Dr. Liu also began a separate study in September 2019 that looks at the profile of potential risks and benefits of standard care that gives early antibiotics to all sepsis patients, whether they may have a definitive infection or not. The research, funded with $1 million from the federal Agency for Healthcare Research and Quality, recognizes that while antibiotics given early in sepsis have been an important advance in survival rates, there has been little examination of potential negatives. He is continuing a long-term collaboration with Hallie Prescott, MD, MSc, assistant professor at the University of Michigan.

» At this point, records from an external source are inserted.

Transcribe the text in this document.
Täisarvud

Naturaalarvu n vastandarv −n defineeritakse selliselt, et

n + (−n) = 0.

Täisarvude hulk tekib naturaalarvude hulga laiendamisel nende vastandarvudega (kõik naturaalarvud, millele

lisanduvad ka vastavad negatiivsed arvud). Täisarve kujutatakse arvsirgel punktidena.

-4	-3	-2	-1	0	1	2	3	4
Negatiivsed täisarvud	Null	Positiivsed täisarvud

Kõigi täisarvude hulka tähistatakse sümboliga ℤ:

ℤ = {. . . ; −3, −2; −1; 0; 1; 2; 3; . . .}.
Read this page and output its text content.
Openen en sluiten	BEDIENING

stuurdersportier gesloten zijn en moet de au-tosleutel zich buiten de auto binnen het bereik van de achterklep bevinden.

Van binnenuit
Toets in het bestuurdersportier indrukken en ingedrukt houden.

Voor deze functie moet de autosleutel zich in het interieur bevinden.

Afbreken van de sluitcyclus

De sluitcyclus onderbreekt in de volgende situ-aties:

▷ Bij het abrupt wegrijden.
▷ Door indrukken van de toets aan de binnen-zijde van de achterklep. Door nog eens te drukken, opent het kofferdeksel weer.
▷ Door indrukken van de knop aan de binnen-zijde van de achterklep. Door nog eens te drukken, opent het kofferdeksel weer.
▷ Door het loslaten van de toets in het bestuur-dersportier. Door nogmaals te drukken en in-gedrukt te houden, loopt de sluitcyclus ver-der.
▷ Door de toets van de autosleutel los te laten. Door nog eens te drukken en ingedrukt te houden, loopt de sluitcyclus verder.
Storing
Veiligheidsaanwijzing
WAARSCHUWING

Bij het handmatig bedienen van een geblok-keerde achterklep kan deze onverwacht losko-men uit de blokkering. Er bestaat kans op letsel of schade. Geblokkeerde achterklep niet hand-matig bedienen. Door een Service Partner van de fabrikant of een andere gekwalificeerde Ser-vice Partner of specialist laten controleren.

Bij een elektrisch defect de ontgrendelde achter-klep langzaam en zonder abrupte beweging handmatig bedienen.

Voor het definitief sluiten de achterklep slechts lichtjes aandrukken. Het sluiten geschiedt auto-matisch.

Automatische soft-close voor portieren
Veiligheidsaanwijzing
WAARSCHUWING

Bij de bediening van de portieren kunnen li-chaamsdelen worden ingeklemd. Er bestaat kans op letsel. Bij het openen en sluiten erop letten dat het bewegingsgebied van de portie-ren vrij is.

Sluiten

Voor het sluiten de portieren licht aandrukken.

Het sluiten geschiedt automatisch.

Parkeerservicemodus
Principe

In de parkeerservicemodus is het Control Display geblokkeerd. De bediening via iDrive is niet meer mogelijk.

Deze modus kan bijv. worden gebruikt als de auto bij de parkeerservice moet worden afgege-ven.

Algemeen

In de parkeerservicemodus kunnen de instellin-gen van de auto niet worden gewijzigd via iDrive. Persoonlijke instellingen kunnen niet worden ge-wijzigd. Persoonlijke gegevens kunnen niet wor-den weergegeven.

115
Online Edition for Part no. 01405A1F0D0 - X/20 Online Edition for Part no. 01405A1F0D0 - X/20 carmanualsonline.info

“We think that the benefits of antibiotics vastly outweigh the risks,” Dr. Liu said. “But it would be wrong to ignore the fact that there is some risk.” Negatives might include medication side effects and contributing to a hospital’s profile of bacterial resistance to certain antibiotics.
These explorations rely on data from large numbers of sepsis patients. But because sepsis patients are extremely diverse, future advances will require health systems with varying data systems to share. In December 2019 Dr. Liu received $1 million from the Gordon and Betty Moore Foundation for a 2-year study on using the Fast Healthcare Interoperability Resources (FHIR, pronounced “fire”) data standard to help health systems overcome technical barriers to sharing data.
The interoperability project will allow researchers at Kaiser Permanente and the University of Pittsburgh Medical Center, a collaborator on the FHIR project, to work closely together on building a framework for using rich data from two health systems to improve care; if they are successful, their approach can be spread and used by researchers everywhere.
“We need new strategies to take advantage of the rich data available through electronic health records in sepsis patients to drive sepsis research forward,” Dr. Liu said.